Inside the contracting area the battle became a melee. Distracted Axis troops faced in all directions at once. Panzer divisions dug in, using their tanks as pillboxes. Across the steppes galloped Cossacks in their black capes. Around gutted villages roared Russian tanks, swift motor-borne Siberian infantry.

Drang nach Osten. During last winter’s campaign thousands of German soldiers were slain as they edged backward before a battering Russian offense. But few were captured. It was a different story last week.

Axis troops in suddenly hopeless positions gave up. Across the steppes plodded long lines of Axis prisoners hobbling to Russian bases, some to have frozen limbs amputated, stumbling toward the Volga in a Drang nach Osten such as der Führer never pictured. According to Moscow communiqués, 66,000 were seized in ten days of fighting. Into Russian hands fell quantities of booty: food, clothing, more than 50,000 rifles, 3,935 machine guns, 1,380 tanks.

It was possible that many an Italian and Rumanian and even German soldier had lost his appetite for winter combat. Though Hitler had promised his armies that they would be properly clothed, the bitter northeast winds that drove snow and sand across the endless steppes last week blinded eyes, lashed flesh, cut through coats that were lined with mole and rat skins.

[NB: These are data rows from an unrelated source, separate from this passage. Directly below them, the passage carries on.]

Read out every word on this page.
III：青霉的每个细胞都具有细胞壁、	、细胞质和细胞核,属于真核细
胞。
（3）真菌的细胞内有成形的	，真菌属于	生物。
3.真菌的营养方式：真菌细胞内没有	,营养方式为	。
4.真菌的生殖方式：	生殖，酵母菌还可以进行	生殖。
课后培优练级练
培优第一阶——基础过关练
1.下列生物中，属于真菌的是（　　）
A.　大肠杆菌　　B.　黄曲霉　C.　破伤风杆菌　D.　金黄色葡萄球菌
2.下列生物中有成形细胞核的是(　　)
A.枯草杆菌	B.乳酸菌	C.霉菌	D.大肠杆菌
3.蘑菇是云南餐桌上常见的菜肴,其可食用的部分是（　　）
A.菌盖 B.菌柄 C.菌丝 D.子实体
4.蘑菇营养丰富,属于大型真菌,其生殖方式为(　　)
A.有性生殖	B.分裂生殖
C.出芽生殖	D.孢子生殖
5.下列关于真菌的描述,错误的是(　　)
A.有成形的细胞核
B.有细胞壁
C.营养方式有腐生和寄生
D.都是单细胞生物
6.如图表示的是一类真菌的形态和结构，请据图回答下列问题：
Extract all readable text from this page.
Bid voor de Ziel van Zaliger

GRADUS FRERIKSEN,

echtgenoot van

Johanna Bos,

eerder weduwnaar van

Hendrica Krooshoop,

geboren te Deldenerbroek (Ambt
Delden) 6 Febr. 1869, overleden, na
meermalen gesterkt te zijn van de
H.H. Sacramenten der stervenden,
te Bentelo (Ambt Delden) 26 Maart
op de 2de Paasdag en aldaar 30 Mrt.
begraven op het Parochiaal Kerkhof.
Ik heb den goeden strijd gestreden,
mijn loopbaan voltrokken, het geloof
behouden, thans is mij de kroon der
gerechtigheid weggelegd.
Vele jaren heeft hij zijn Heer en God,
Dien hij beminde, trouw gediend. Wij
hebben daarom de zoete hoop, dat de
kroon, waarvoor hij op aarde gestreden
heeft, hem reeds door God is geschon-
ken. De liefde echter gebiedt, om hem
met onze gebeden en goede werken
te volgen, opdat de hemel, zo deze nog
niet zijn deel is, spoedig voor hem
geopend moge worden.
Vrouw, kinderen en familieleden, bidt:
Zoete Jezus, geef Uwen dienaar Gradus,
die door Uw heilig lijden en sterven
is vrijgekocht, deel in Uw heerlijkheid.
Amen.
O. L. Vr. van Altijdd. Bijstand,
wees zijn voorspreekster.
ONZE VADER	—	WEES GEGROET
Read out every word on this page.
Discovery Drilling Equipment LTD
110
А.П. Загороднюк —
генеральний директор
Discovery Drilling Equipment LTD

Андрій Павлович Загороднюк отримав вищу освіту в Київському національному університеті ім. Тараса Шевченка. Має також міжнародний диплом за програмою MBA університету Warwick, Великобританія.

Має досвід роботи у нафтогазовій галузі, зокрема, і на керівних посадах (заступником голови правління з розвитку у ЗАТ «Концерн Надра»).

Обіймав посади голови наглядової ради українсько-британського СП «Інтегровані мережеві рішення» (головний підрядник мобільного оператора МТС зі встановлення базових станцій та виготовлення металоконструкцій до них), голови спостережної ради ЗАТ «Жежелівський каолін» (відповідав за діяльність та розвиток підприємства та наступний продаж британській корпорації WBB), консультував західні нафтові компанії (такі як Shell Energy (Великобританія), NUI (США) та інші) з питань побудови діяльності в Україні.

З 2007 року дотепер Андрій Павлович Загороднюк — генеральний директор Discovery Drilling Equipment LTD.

But a more likely explanation for the toll of prisoners was the swiftness of the Russian attack. Hitherto, Russian assaults have been battering operations carried out largely by pedestrian troops. For the first time in the war Timoshenko had mounted an agile, Panzer-type, fast-moving attack that encircled and overwhelmed. The Germans were apparently surprised as much by this as by the suddenness of the onslaught.

The Germans suffered also from lack of air support. Obviously Hitler had weakened the Luftwaffe, which once ruled Russian skies, to bolster the Axis forces in Tunisia. When the fighting began, planes of both sides were grounded in heavy mists. When the mists cleared, German air bases had been captured and many German planes had been destroyed on the ground. Then it was the Red Air Forces’ Stormoviks which took control of the air.

At Rzhev. Six hundred miles to the north, west of Moscow, the Russians had launched another offense. It began, as the one in Stalingrad began, with an artillery barrage. The Moscow front lay under a white blanket of snow. Cossack cavalrymen wrapped their horses’ hoofs in burlap to deaden the sound and get a better footing on hard crust. Artillery was mounted on skis. On their first plunge into the deep and long-held German defenses the Russians reached the village of Velikie Luki, 90 miles from the border of Latvia.

Rzhev, powerful Axis anchor, was bypassed. But the Russians claimed that the line from Rzhev to Vyazma in the south was cut. If that was true, another encirclement was developing which might isolate one of the strongest fortified positions along Germany’s whole Russian front.

It had not developed at week’s end. The Russians had isolated Velikie Luki; they had broken three rail lines and had put four German infantry divisions and one tank division to rout. But, compared to the Stalingrad offense, the Rzhev action was so far only a knocking against the German dam.

The knocking was full of potentialities. Moscow elatedly declared that it demonstrated the Soviets’ ability to launch powerful offensives in two places at once. For Hitler it added complications. His communication lines were already hard-pressed, long-extended. He would not know where the Russians might suddenly concentrate their strength, where they would strike next.

In the south, his force of 300,000 troops around Stalingrad were in danger of entrapment and annihilation. In the last ten days some 100,000 of his soldiers had been slain. A column that the Russians launched along the Stalingrad-Novoros-siisk railroad had traveled 90 miles by week’s end, could become a threat to his armies in the northern Caucasus. Those armies had already been pushed back from Ordzhonikidze and the Grozny oilfields. Now they faced the danger of being cut off. A hole anywhere along the front—from the Caucasus to Leningrad—might open the dike to a Red flood.